Hate Speech and Offensive Content Identification in English and Indo-Aryan Languages
Social media sites like Twitter and Facebook, being user-friendly and accessible sources, provide opportunities for people to air their voices. People, irrespective of age group, use these sites to share every moment of their lives, making these sites flooded with data. Apart from these commendable features of social media, they also have downsides. The large fraction of hate speech and other offensive and objectionable content online poses a vast challenge to societies. Offensive language such as insulting, hurtful, derogatory, or obscene content directed from one person to another and open to others undermines objective discussions. Such a type of language can be increasingly found on the web and lead to the radicalization of debates. Public opinion-forming requires rational critical discourse (Habermas 1984). Objectionable content can pose a threat to democracy. At the same time, open societies need to find an acceptable way to react to such content without imposing rigid censorship regimes.

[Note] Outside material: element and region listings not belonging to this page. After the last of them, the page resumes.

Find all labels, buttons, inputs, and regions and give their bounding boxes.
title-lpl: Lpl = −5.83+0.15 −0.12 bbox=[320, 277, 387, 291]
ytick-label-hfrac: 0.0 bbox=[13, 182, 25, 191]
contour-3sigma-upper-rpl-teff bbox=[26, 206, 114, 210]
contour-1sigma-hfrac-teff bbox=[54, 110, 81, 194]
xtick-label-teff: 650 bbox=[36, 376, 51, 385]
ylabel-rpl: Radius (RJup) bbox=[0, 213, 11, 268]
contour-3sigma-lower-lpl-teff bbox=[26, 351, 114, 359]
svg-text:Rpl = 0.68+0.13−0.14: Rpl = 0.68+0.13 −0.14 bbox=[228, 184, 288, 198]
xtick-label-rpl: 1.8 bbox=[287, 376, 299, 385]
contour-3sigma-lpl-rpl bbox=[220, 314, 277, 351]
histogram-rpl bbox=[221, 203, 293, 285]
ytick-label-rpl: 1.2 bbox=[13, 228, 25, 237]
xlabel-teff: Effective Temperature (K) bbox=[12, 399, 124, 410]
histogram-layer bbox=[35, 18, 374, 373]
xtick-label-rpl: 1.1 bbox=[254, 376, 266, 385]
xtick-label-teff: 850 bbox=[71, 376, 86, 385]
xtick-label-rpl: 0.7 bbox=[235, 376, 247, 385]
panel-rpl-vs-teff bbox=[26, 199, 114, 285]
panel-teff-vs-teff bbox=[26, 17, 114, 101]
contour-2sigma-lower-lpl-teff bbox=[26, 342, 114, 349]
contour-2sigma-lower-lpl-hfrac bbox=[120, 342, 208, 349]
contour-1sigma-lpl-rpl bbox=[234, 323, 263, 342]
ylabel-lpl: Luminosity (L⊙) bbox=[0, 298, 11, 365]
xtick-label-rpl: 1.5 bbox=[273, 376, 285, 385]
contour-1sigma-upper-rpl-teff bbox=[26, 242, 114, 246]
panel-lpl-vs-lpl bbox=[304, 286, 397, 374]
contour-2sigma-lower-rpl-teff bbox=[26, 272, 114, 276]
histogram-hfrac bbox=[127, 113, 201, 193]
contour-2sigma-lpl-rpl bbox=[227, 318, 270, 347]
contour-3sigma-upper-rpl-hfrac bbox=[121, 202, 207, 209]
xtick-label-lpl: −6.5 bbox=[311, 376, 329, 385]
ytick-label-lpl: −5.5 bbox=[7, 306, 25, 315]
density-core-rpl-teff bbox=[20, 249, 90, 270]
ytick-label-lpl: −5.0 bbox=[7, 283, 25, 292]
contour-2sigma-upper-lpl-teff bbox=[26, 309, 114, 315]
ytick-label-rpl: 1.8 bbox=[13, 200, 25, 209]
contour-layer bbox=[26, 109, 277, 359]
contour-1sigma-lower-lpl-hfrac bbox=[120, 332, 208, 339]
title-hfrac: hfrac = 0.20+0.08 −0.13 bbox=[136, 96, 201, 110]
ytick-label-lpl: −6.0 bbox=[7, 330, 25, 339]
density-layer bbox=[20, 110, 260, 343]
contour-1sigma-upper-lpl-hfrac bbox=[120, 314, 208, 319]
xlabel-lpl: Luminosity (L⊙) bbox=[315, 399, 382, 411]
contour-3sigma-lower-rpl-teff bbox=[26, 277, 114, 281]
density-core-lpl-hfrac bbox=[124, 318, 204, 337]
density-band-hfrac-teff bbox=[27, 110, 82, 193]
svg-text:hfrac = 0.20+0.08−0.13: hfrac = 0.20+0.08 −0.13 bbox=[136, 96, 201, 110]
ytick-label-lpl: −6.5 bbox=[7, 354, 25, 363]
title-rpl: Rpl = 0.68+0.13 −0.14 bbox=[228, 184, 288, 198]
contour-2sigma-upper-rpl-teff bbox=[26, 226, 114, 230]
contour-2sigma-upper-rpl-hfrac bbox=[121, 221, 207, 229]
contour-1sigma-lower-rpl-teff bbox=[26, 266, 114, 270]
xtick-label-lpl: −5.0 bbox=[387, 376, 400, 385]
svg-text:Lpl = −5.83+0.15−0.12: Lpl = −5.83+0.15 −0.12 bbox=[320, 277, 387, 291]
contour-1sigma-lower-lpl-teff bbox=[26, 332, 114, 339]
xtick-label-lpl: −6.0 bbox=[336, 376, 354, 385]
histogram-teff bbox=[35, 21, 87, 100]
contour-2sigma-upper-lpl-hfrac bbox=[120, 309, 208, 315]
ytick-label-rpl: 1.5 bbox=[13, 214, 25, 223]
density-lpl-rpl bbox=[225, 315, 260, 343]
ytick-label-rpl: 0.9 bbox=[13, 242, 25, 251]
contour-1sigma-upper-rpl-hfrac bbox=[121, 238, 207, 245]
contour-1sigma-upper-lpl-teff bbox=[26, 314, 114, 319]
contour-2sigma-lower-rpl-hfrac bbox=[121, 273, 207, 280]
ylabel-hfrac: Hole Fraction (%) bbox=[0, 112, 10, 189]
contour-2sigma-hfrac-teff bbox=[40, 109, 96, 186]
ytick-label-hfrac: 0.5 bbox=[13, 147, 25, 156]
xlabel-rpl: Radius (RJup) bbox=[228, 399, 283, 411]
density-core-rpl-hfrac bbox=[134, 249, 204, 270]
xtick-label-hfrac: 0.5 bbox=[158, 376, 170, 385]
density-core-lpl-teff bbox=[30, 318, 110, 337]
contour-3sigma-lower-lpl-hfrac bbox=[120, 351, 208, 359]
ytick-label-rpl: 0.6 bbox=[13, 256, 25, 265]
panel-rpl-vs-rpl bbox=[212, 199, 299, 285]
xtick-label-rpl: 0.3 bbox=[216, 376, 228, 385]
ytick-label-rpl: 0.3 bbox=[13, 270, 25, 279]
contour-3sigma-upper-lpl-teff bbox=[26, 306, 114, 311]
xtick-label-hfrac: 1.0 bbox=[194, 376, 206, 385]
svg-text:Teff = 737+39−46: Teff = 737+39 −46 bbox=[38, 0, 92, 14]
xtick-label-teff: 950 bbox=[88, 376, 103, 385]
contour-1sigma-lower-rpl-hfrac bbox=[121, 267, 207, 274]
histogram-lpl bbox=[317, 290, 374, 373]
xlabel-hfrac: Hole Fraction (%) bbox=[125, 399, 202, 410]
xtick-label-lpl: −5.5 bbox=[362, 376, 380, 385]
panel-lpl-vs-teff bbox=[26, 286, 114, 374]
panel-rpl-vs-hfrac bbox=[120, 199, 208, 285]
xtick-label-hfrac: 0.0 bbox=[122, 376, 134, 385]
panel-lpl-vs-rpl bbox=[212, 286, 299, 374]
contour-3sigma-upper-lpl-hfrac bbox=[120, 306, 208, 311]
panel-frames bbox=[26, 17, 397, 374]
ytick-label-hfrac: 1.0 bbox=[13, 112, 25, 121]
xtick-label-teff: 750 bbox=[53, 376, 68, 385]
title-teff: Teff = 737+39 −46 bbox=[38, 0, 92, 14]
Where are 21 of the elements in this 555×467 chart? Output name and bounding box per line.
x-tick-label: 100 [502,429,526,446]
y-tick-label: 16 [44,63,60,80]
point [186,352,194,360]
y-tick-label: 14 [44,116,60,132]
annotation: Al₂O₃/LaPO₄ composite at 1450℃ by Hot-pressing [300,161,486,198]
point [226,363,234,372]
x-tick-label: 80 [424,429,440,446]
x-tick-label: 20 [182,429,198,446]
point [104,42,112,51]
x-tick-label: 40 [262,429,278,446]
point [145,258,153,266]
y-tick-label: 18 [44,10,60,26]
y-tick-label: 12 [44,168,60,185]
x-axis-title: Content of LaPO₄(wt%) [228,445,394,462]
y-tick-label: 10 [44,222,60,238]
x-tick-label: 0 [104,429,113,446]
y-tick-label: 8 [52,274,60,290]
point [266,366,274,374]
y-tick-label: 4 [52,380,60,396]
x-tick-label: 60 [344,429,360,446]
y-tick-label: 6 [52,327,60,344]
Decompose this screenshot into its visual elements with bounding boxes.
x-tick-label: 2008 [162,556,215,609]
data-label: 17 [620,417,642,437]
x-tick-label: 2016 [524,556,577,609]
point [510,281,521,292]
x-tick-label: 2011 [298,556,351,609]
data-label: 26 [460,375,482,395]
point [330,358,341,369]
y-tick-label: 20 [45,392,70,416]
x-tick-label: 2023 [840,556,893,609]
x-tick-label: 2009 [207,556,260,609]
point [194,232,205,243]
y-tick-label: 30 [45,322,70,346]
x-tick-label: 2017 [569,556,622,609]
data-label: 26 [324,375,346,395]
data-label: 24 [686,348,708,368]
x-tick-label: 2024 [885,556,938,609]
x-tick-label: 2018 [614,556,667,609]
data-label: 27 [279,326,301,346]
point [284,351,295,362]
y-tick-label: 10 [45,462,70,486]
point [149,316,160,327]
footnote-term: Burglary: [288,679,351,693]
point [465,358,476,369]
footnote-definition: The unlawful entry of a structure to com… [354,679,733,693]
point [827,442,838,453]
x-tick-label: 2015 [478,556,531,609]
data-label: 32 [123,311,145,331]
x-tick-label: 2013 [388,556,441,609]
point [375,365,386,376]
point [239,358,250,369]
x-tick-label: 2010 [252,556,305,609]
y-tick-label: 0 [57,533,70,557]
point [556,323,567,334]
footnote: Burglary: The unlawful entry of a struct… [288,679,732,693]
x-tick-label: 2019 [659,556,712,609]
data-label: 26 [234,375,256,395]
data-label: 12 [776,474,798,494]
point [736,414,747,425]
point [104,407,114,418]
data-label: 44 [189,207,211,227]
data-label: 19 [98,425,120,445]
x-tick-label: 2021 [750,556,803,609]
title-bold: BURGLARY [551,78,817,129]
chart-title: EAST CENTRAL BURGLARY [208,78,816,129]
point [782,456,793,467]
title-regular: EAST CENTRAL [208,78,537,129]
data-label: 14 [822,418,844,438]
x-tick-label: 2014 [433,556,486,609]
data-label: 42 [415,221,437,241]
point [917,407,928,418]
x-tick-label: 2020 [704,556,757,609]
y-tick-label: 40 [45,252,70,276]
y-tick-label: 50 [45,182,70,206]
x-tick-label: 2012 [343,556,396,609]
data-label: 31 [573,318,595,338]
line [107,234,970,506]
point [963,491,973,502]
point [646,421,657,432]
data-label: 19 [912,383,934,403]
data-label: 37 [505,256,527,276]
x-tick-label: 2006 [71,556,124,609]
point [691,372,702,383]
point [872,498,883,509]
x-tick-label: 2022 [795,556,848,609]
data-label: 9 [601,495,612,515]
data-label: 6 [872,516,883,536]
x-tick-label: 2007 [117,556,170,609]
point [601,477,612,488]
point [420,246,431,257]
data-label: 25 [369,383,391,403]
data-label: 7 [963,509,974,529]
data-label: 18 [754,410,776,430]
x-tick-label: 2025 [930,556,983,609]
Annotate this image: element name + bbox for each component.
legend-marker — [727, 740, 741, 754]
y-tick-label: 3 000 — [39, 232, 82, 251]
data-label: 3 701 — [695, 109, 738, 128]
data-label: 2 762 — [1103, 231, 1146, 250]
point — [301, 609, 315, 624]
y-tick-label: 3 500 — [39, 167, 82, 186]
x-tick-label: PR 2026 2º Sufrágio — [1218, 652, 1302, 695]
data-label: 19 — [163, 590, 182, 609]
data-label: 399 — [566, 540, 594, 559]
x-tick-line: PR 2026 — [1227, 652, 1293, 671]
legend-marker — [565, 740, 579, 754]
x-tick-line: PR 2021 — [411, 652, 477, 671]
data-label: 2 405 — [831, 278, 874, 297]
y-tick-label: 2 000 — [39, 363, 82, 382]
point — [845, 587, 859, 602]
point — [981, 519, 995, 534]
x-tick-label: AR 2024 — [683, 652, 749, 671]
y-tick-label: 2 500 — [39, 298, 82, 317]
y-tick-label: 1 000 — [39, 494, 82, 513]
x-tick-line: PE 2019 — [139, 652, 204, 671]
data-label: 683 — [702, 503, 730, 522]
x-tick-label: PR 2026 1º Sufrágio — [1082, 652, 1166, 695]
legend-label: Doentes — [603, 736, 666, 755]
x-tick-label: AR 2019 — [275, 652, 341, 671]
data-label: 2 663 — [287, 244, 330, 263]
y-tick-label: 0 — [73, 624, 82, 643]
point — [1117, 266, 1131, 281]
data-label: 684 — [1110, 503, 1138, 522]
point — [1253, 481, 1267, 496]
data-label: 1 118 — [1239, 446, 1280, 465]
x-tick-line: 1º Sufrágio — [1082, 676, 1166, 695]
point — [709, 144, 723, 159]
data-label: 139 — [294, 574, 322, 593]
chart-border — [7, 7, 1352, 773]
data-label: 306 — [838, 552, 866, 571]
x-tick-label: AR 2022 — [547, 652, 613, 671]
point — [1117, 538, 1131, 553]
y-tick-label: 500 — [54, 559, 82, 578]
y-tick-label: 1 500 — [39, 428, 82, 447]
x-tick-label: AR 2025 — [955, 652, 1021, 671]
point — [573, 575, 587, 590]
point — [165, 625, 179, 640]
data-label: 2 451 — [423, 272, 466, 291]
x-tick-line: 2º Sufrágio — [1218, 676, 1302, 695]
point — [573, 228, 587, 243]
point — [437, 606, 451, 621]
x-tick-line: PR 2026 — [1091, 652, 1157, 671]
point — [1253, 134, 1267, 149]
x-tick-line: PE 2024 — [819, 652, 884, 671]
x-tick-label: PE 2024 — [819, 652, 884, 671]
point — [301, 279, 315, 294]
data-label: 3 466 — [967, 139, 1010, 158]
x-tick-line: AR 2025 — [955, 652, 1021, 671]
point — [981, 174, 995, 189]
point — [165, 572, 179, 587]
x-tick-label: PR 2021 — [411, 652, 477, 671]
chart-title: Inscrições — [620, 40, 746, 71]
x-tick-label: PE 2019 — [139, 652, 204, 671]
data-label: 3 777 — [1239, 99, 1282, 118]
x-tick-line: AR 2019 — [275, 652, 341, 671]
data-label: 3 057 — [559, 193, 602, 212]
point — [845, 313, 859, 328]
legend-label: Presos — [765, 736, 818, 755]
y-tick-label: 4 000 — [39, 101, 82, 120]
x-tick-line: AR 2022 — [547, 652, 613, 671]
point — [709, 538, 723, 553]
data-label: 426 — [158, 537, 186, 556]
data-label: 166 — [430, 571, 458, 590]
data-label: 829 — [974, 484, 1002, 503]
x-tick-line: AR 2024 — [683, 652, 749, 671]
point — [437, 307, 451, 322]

As a consequence, many platforms of social media websites monitor user posts. This leads to a pressing demand for methods to automatically identify suspicious posts. Online communities, social media enterprises, and technology companies have been investing heavily in technology and processes to identify offensive language to prevent abusive behavior on social media. Furthermore, a conversational thread can contain hate and offensive content, which is not apparent just from a single comment or the reply to a comment but can be identified if given the context of the parent content. Moreover, the contents on such social media are spread in many different languages, including code-mixed languages such as Hinglish(Hindi+English), German-English code mixed, and many more. So it becomes a huge responsibility for these sites to identify such hate content before it disseminates to the masses.